While the 200 metric tons per year of active anode material only represents a minuscule fraction of the current and forecasted needs in the U.S., this pilot-scale plant is providing auto and battery manufacturers with a sample of the product to be commercially produced.
Apparently satisfied with this product, Tesla has entered into an agreement to buy most of the active anode material produced at Vidalia over the first four years of commercial production.
According to a 2020 feasibility study, this Louisiana plant will produce 10,000 metric tons of active anode material per year during the first phase of expansion.
Tesla's commitment to buy almost all the anode graphite produced during this first phase of commercial production provides Syrah with the impetus to invest in the expansion.
According to the feasibility study, it will cost $138 million to expand Vidalia. However, considering the supply chain issues and rising energy costs since the feasibility study was completed, it would not be a surprise if these costs increase slightly.
Syrah expects to finish the initial expansion to commercial capacity toward the end of 2023 and is already planning another expansion to around 40,000 metric tons per year by 2025.

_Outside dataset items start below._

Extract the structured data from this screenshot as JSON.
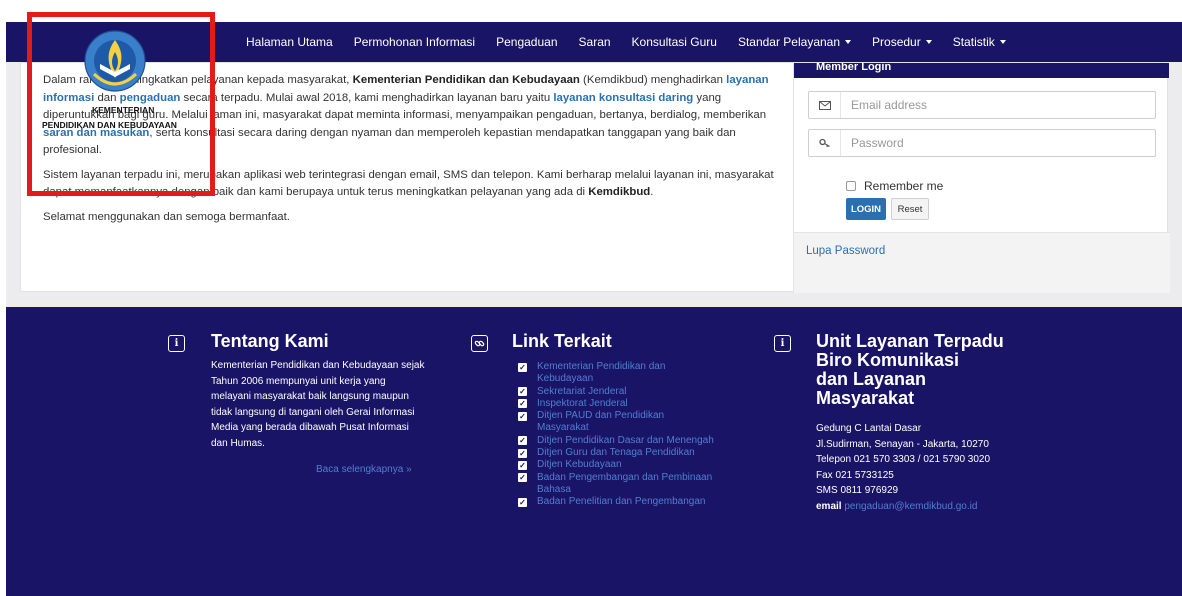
{
  "nav": {
    "items": [
      {
        "label": "Halaman Utama",
        "dropdown": false
      },
      {
        "label": "Permohonan Informasi",
        "dropdown": false
      },
      {
        "label": "Pengaduan",
        "dropdown": false
      },
      {
        "label": "Saran",
        "dropdown": false
      },
      {
        "label": "Konsultasi Guru",
        "dropdown": false
      },
      {
        "label": "Standar Pelayanan",
        "dropdown": true
      },
      {
        "label": "Prosedur",
        "dropdown": true
      },
      {
        "label": "Statistik",
        "dropdown": true
      }
    ]
  },
  "logo": {
    "line1": "KEMENTERIAN",
    "line2": "PENDIDIKAN DAN KEBUDAYAAN",
    "seal_text": "TUT WURI HANDAYANI"
  },
  "intro": {
    "p1": [
      {
        "t": "Dalam rangka meningkatkan pelayanan kepada masyarakat, ",
        "s": "n"
      },
      {
        "t": "Kementerian Pendidikan dan Kebudayaan",
        "s": "b"
      },
      {
        "t": " (Kemdikbud) menghadirkan ",
        "s": "n"
      },
      {
        "t": "layanan informasi",
        "s": "l"
      },
      {
        "t": " dan ",
        "s": "n"
      },
      {
        "t": "pengaduan",
        "s": "l"
      },
      {
        "t": " secara terpadu. Mulai awal 2018, kami menghadirkan layanan baru yaitu ",
        "s": "n"
      },
      {
        "t": "layanan konsultasi daring",
        "s": "l"
      },
      {
        "t": " yang diperuntukkan bagi guru. Melalui laman ini, masyarakat dapat meminta informasi, menyampaikan pengaduan, bertanya, berdialog, memberikan ",
        "s": "n"
      },
      {
        "t": "saran dan masukan",
        "s": "l"
      },
      {
        "t": ", serta konsultasi secara daring dengan nyaman dan memperoleh kepastian mendapatkan tanggapan yang baik dan profesional.",
        "s": "n"
      }
    ],
    "p2": [
      {
        "t": "Sistem layanan terpadu ini, merupakan aplikasi web terintegrasi dengan email, SMS dan telepon. Kami berharap melalui layanan ini, masyarakat dapat memanfaatkannya dengan baik dan kami berupaya untuk terus meningkatkan pelayanan yang ada di ",
        "s": "n"
      },
      {
        "t": "Kemdikbud",
        "s": "b"
      },
      {
        "t": ".",
        "s": "n"
      }
    ],
    "p3": "Selamat menggunakan dan semoga bermanfaat."
  },
  "login": {
    "header": "Member Login",
    "email_placeholder": "Email address",
    "password_placeholder": "Password",
    "remember_label": "Remember me",
    "login_button": "LOGIN",
    "reset_button": "Reset",
    "forgot_link": "Lupa Password",
    "email_icon": "envelope-icon",
    "password_icon": "key-icon"
  },
  "footer": {
    "about": {
      "icon": "info-icon",
      "title": "Tentang Kami",
      "text": "Kementerian Pendidikan dan Kebudayaan sejak Tahun 2006 mempunyai unit kerja yang melayani masyarakat baik langsung maupun tidak langsung di tangani oleh Gerai Informasi Media yang berada dibawah Pusat Informasi dan Humas.",
      "more": "Baca selengkapnya »"
    },
    "links": {
      "icon": "link-icon",
      "title": "Link Terkait",
      "items": [
        "Kementerian Pendidikan dan Kebudayaan",
        "Sekretariat Jenderal",
        "Inspektorat Jenderal",
        "Ditjen PAUD dan Pendidikan Masyarakat",
        "Ditjen Pendidikan Dasar dan Menengah",
        "Ditjen Guru dan Tenaga Pendidikan",
        "Ditjen Kebudayaan",
        "Badan Pengembangan dan Pembinaan Bahasa",
        "Badan Penelitian dan Pengembangan"
      ]
    },
    "unit": {
      "icon": "info-icon",
      "title_lines": [
        "Unit Layanan Terpadu",
        "Biro Komunikasi",
        "dan Layanan",
        "Masyarakat"
      ],
      "address1": "Gedung C Lantai Dasar",
      "address2": "Jl.Sudirman, Senayan - Jakarta, 10270",
      "phone": "Telepon 021 570 3303 / 021 5790 3020",
      "fax": "Fax 021 5733125",
      "sms": "SMS 0811 976929",
      "email_label": "email",
      "email": "pengaduan@kemdikbud.go.id"
    }
  },
  "colors": {
    "navy": "#1a1466",
    "link": "#2a6fb0",
    "footer_link": "#4f7fd0",
    "highlight": "#e51b1b"
  }
}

Tesla's agreement with Syrah includes an option to acquire additional active anode material from the expanded facility.
Syrah said it is in talks with other target customers in the U.S. and Europe to develop long-term purchase commitments for additional active anode material produced at Vidalia.
As owner and operator of the Balama mine in Mozambique, the largest natural graphite mining and processing facility on Earth, Syrah has no shortage of supply of natural graphite to upgrade to active anode material.

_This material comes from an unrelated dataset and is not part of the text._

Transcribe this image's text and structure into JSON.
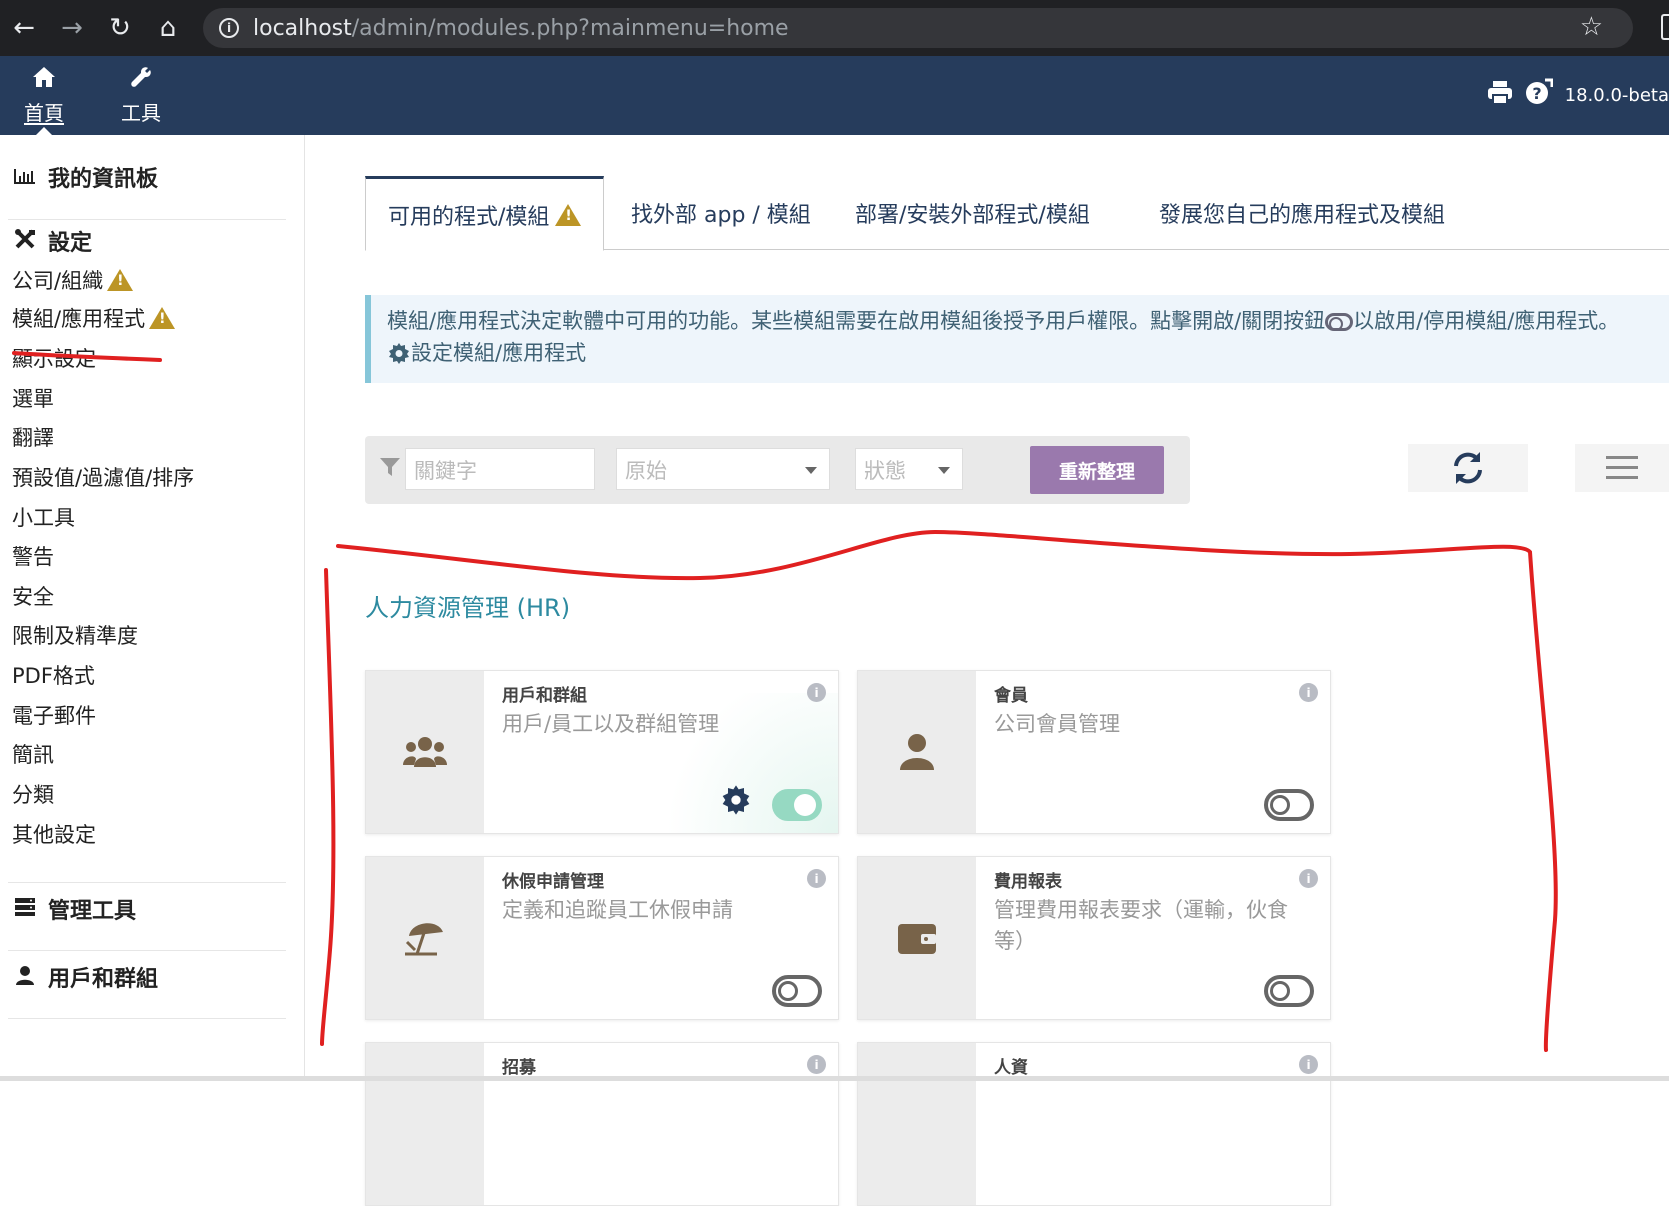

Going into 2020, the last time reserves were calculated, this African project hosted 107.5 million metric tons of proven and probable reserves averaging 15.7% (16.9 million metric tons) of graphitic carbon. This is plenty of reserves for Balama to be a major graphite supplier for at least 50 years.

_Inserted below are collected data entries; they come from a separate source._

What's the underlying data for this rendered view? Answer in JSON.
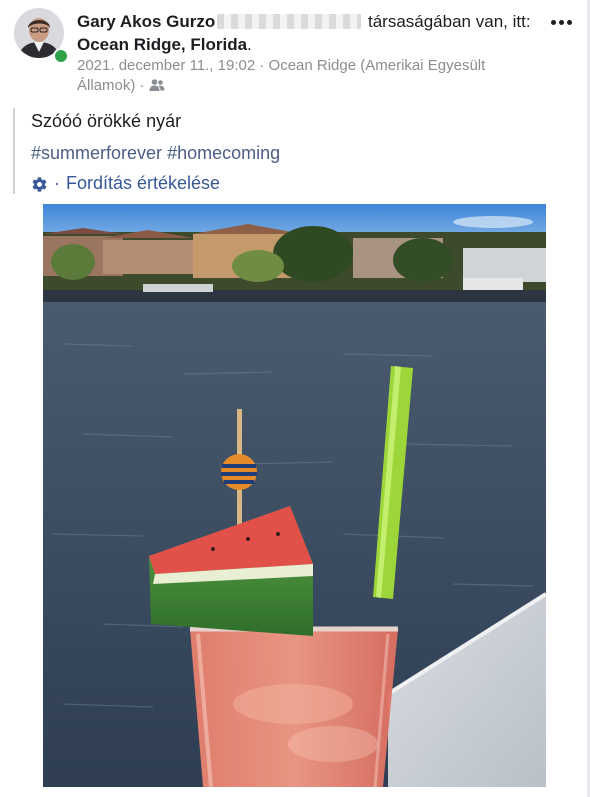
{
  "post": {
    "author": "Gary Akos Gurzo",
    "with_suffix": "társaságában",
    "location_prefix": "van, itt:",
    "location": "Ocean Ridge, Florida",
    "location_end": ".",
    "date": "2021. december 11., 19:02",
    "meta_separator": "·",
    "meta_place": "Ocean Ridge (Amerikai Egyesült Államok)",
    "meta_separator_2": "·",
    "text": "Szóóó örökké nyár",
    "hashtags": [
      "#summerforever",
      "#homecoming"
    ],
    "translate_separator": "·",
    "translate_label": "Fordítás értékelése"
  },
  "icons": {
    "more": "more-options-icon",
    "audience": "friends-icon",
    "translate": "gear-icon",
    "status": "online-status-icon"
  },
  "colors": {
    "link": "#385898",
    "hashtag": "#4b5e86",
    "meta": "#8a8d91",
    "online": "#31a24c"
  }
}
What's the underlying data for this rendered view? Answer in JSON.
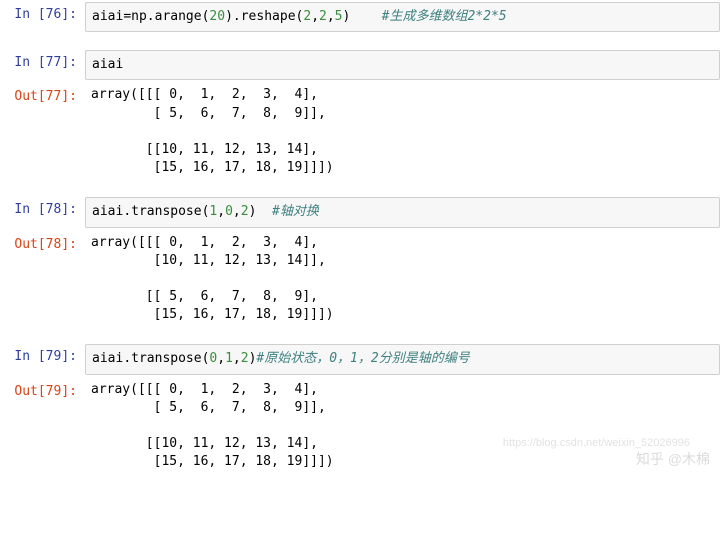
{
  "cells": [
    {
      "kind": "in",
      "n": "76",
      "segments": [
        {
          "t": "aiai",
          "c": "ident"
        },
        {
          "t": "=",
          "c": "op"
        },
        {
          "t": "np",
          "c": "ident"
        },
        {
          "t": ".",
          "c": "op"
        },
        {
          "t": "arange",
          "c": "ident"
        },
        {
          "t": "(",
          "c": "op"
        },
        {
          "t": "20",
          "c": "num"
        },
        {
          "t": ")",
          "c": "op"
        },
        {
          "t": ".",
          "c": "op"
        },
        {
          "t": "reshape",
          "c": "ident"
        },
        {
          "t": "(",
          "c": "op"
        },
        {
          "t": "2",
          "c": "num"
        },
        {
          "t": ",",
          "c": "op"
        },
        {
          "t": "2",
          "c": "num"
        },
        {
          "t": ",",
          "c": "op"
        },
        {
          "t": "5",
          "c": "num"
        },
        {
          "t": ")",
          "c": "op"
        },
        {
          "t": "    ",
          "c": "op"
        },
        {
          "t": "#生成多维数组2*2*5",
          "c": "comment"
        }
      ]
    },
    {
      "kind": "gap"
    },
    {
      "kind": "in",
      "n": "77",
      "segments": [
        {
          "t": "aiai",
          "c": "ident"
        }
      ]
    },
    {
      "kind": "out",
      "n": "77",
      "text": "array([[[ 0,  1,  2,  3,  4],\n        [ 5,  6,  7,  8,  9]],\n\n       [[10, 11, 12, 13, 14],\n        [15, 16, 17, 18, 19]]])"
    },
    {
      "kind": "gap"
    },
    {
      "kind": "in",
      "n": "78",
      "segments": [
        {
          "t": "aiai",
          "c": "ident"
        },
        {
          "t": ".",
          "c": "op"
        },
        {
          "t": "transpose",
          "c": "ident"
        },
        {
          "t": "(",
          "c": "op"
        },
        {
          "t": "1",
          "c": "num"
        },
        {
          "t": ",",
          "c": "op"
        },
        {
          "t": "0",
          "c": "num"
        },
        {
          "t": ",",
          "c": "op"
        },
        {
          "t": "2",
          "c": "num"
        },
        {
          "t": ")",
          "c": "op"
        },
        {
          "t": "  ",
          "c": "op"
        },
        {
          "t": "#轴对换",
          "c": "comment"
        }
      ]
    },
    {
      "kind": "out",
      "n": "78",
      "text": "array([[[ 0,  1,  2,  3,  4],\n        [10, 11, 12, 13, 14]],\n\n       [[ 5,  6,  7,  8,  9],\n        [15, 16, 17, 18, 19]]])"
    },
    {
      "kind": "gap"
    },
    {
      "kind": "in",
      "n": "79",
      "segments": [
        {
          "t": "aiai",
          "c": "ident"
        },
        {
          "t": ".",
          "c": "op"
        },
        {
          "t": "transpose",
          "c": "ident"
        },
        {
          "t": "(",
          "c": "op"
        },
        {
          "t": "0",
          "c": "num"
        },
        {
          "t": ",",
          "c": "op"
        },
        {
          "t": "1",
          "c": "num"
        },
        {
          "t": ",",
          "c": "op"
        },
        {
          "t": "2",
          "c": "num"
        },
        {
          "t": ")",
          "c": "op"
        },
        {
          "t": "#原始状态，0，1，2分别是轴的编号",
          "c": "comment"
        }
      ]
    },
    {
      "kind": "out",
      "n": "79",
      "text": "array([[[ 0,  1,  2,  3,  4],\n        [ 5,  6,  7,  8,  9]],\n\n       [[10, 11, 12, 13, 14],\n        [15, 16, 17, 18, 19]]])"
    }
  ],
  "watermark_main": "知乎 @木棉",
  "watermark_sub": "https://blog.csdn.net/weixin_52026996"
}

Though currently only operating at a fraction of its capacity, the mine and processing facility at Balama is designed to produce 350,000 metric tons of graphite per year, which is equivalent to more than 30% of total global production during 2020.
Even at full capacity, Balama would only produce a small portion of the graphite that will be needed to meet the demands being driven by EV production.
A battery megafactory capable of producing 30 gigawatt-hours of annual capacity, approximately the size of Tesla's gigafactory in Nevada, requires roughly 33,000 metric tons of graphite anode material per year.
Extrapolated out over the more than 200 battery megafactories that are being built or are in the pipeline, this equates to up to 5.4 million metric tons of battery-grade graphite anode material per year.
While changing battery chemistries, including the use of silicon in the anode, will likely temper some of this demand, Vidalia is expected to be the first of many new coated spherical graphite facilities needed to meet the skyrocketing demand being driven by the electric vehicle revolution.
ARTICLE UPDATE – Following up on its original news releases, Syrah Resources Dec. 29 provided further details on the offtake agreement. Tesla’s offtake obligation is conditional on the parties agreeing on the final specifications of active anode material before the end of 2022 and achieving those qualifications by no later than May 2025. The offtake agreement may also be terminated if production has not started by the end of May 2024. If these conditions are met, Tesla will offtake 8,000 metric tons of active anode material per year from Vidalia, which represents about 80% of commercial capacity. Syrah plans to make a final investment decision for construction of this expanded facility in January 2022, subject to financing commitments.